If you’re not familiar with Wallace, he was considered one of the greatest literary wunderkinds of his generation. But he suffered from a crippling depression and struggled with it every day. He would eventually lose his battle with it, taking his own life in 2008. If you know ‘This is Water’ the now-legendary commencement speech he gave to Kenyon College’s graduating class of 2005, it fits in perfectly with Paterson’s themes concerning existence. He says large parts of one’s life involves ‘boredom, routine, and petty frustration.’ To sum up his message, you can either choose to get crushed by them or you can see those things as ‘not only meaningful but sacred on fire with the same force that lit the stars- compassion, love, the sub-surface unity of all things.’
Wallace’s sense of the sacred in everyday life is very much present in Paterson for both the city and the main character. As you fall into the hypnotic rhythm of the film, Jarmusch drops hints of beauty using both visuals and sound. He’s slowly stripping the gray, dull sheen of a quotidian existence layer by layer and revealing a hidden brilliance in everyday life. That’s why Adam Driver’s portrayal of a character very much in love with the world around him is perfect. He carries himself with the right mix of levity and gravitas. Just like Jarmusch, he’s mastered the art of subtlety.
Near the end of the film, we find Paterson sitting in front of the Passaic falls, his city’s most famous landmark. His favorite poet Williams Carlos Williams actually wrote about the body of water at length in his epic poem ‘Paterson’. He’s a little sad for several reasons- mostly because of what his very naughty dog has done- and has stopped writing poetry.
While he’s looking at the waterfall, a Japanese tourist happens to drop by. He strikes up a conversation with Paterson and finds out that he’s also a Williams fan- and he’s there to see the Passaic falls as well. Without getting into too much detail, the tourist somehow convinces Paterson to keep writing. When his Japanese interlocutor leaves, he turns to poetry again as a cure-all salve.
Paterson never succumbs to bitterness or caustic cynicism, despite the seemingly crushing drudgery he goes through day by day. Indeed, you see him never take anything for granted throughout the film. He loves his wife and dog dearly and finds magic in everyday things and conversations. He is witness to some very interesting talk when drives his bus around town, and he’s genuinely concerned for the people in his life- whether it be the bartender at his local watering hole or his heartbroken friend who’s trying to get over a former lover.
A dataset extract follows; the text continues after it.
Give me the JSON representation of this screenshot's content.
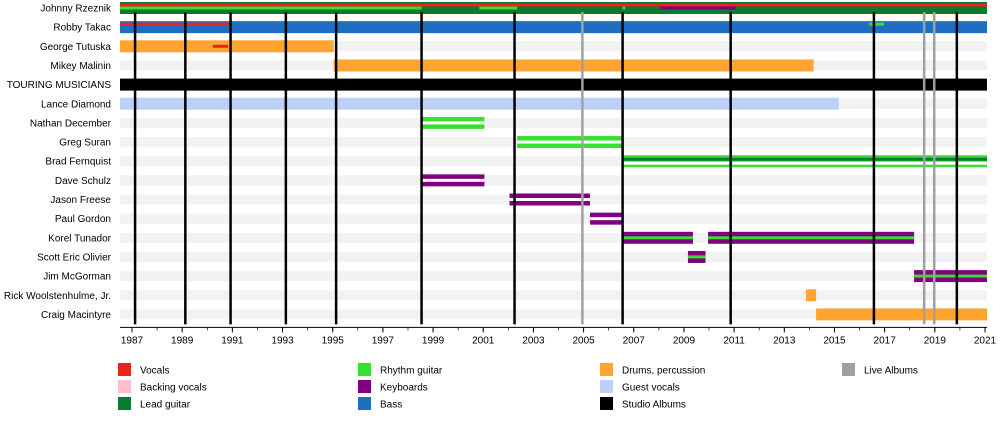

Paterson, in the end, is really a film about gratitude and the million little things in life we take for granted. Modern life- especially in the west and every developed economy- is a series of contests to determine who can end up with most toys and trophies before one dies. Everyone seems to get so caught up in the rat race- myself included- that we overlook what makes us truly happy. After seeing Paterson, I felt calmer and bit less concerned in the face of the real world’s onslaught. Because in the end, ALL of it is just background noise to the infinite poetic rhythm of life.